2. Dissolution of Firm: The Dissolution of Firm means the discontinuation of the jural relation existing between all the partners of the Firm. But when only one of the partners retires or becomes in capacitated from acting as a partner due to death, insolvency or insanity, the partnership, i.e., the relationship between such a partner and other is dissolved, but the rest may decide to continue.
In such cases, there is in practice, no dissolution of the firm. The particular partner goes out, but the remaining partners carry on the business of the Firm.
In the case of dissolution of the firm, on the other hand, the whole firm is dissolved. The partnership terminates as between each and every partner of the firm.
Dissolution of a Firm may take place (Section 39 - 44)
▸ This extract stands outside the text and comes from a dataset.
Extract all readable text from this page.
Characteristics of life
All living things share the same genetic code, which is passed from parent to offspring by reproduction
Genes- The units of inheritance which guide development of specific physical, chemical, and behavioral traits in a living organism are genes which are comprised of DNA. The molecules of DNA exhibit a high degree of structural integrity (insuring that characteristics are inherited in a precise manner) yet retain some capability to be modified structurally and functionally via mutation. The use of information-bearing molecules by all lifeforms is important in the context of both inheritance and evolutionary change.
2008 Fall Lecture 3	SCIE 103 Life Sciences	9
(a) as a result of any agreement between all the partners (i.e., dissolution by agreement); (b) by the adjudication of all the partners, or of all the partners but one, as insolvent (i.e., compulsory dissolution);
(c) by the business of the Firm becoming unlawful (i.e., compulsory dissolution);
(d) subject to agreement between the parties, on the happening of certain contingencies, such as:
(i) effluence of time;
(ii) completion of the venture for which it was entered into;
(iii) death of a partner;
(iv) insolvency of a partner.
(e) by a partner giving notice of his intention to dissolve the firm, in case of partnership at will and the firm being dissolved as from the date mentioned in the notice, or if no date is mentioned, as from the date of the communication of the notice; and
(f) by intervention of court in case of:
(i) a partner becoming the unsound mind;
(ii) permanent incapacity of a partner to perform his duties as such;
(iii) Misconduct of a partner affecting the business;
(iv) willful or persistent branches of agreement by a partner;
(v) transfer or sale of the whole interest of a partner;
(vi) improbability of the business being carried on save at a loss;
(vii) the court being satisfied on other equitable grounds that the firm should be dissolved.